Scientific classification
- Kingdom: Animalia
- Phylum: Arthropoda
- Subphylum: Chelicerata
- Class: Arachnida
- Order: Araneae
- Infraorder: Mygalomorphae
- Family: Atypidae
- Genus: Calommata
- Species: C. meridionalis
- Binomial name: Calommata meridionalis Fourie, Haddad & Jocqué, 2011

= Calommata meridionalis =

- Authority: Fourie, Haddad & Jocqué, 2011
- Conservation status: NT

Species of spider

Calommata meridionalis is a species of spider in the genus Calommata of the family Atypidae. It is endemic to South Africa, where it is commonly known as the Free State African purse-web spider.

==Distribution==
Calommata meridionalis is known only from the Free State province of South Africa, where it has been recorded from three localities: Erfenis Dam Nature Reserve, the National Botanical Gardens in Bloemfontein, and Vaal Dam near Oranjeville.

==Habitat and ecology==
This species is a free-living burrow dweller found in the Grassland Biome. Males have been collected exclusively by pitfall traps during spring and early summer (September to early December) during the mating season. They are found in areas with dark clay and loamy-clay soils, usually near water bodies, and not from sites with sandy soils. The females and their purse-webs have yet to be discovered.

==Conservation status==
Calommata meridionalis is listed as Near Threatened under the B criterion by the South African National Biodiversity Institute (SANBI). As a Free State endemic described in 2011, it is known only from males and recorded from three localities in a restricted area at elevations of 1332-1548 meters above sea level. The species is suspected to occur at between 10 and 15 locations and faces ongoing decline of suitable habitat due to crop cultivation and erosion by dam banks.
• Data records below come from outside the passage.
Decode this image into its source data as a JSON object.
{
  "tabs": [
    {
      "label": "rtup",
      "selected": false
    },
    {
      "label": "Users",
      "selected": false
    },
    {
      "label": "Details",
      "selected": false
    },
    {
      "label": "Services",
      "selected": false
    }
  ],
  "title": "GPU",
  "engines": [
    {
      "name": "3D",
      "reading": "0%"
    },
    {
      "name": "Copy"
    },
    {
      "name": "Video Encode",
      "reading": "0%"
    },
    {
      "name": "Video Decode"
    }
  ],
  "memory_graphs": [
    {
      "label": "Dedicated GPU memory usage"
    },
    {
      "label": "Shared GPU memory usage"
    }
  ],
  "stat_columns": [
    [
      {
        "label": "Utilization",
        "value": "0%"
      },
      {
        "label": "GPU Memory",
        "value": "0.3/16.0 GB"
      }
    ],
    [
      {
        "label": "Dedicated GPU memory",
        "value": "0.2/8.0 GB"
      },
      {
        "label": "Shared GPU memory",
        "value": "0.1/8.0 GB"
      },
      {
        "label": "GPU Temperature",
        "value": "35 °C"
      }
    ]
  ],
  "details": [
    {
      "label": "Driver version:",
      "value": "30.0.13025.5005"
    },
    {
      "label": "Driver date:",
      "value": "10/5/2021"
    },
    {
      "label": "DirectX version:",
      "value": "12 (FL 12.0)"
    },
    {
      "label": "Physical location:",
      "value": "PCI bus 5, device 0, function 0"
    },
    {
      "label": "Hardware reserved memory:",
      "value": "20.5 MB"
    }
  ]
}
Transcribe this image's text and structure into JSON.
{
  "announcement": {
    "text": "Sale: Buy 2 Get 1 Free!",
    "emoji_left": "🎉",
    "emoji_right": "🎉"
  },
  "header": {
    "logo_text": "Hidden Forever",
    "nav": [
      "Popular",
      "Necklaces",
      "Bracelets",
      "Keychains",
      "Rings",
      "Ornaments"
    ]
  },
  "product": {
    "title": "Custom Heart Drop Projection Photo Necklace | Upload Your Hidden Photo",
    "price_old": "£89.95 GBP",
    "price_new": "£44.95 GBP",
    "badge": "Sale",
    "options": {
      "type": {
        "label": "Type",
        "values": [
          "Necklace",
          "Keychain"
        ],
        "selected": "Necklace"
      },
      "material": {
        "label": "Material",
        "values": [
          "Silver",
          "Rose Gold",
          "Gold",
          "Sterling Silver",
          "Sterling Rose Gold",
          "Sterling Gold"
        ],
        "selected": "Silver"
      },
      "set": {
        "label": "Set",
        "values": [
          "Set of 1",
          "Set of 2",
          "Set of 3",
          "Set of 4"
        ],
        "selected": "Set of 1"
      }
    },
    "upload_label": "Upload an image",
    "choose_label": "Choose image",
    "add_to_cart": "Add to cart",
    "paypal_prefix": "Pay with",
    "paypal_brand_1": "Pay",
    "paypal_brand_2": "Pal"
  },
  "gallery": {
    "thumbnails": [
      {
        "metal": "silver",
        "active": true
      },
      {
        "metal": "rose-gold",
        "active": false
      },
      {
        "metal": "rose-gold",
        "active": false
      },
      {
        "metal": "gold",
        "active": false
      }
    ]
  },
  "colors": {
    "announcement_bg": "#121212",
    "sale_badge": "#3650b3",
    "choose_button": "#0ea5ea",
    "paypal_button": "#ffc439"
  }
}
The species is protected in Erfenis Dam Nature Reserve and the National Botanical Gardens, Bloemfontein. It is threatened by habitat loss due to crop cultivation, erosion of river and dam banks, and habitat degradation from livestock grazing.

==Description==

Only the male of Calommata meridionalis is known. Like other members of the genus, it shows the characteristic features of Atypidae, including the reduced size of the first leg and the typical mygalomorph body plan.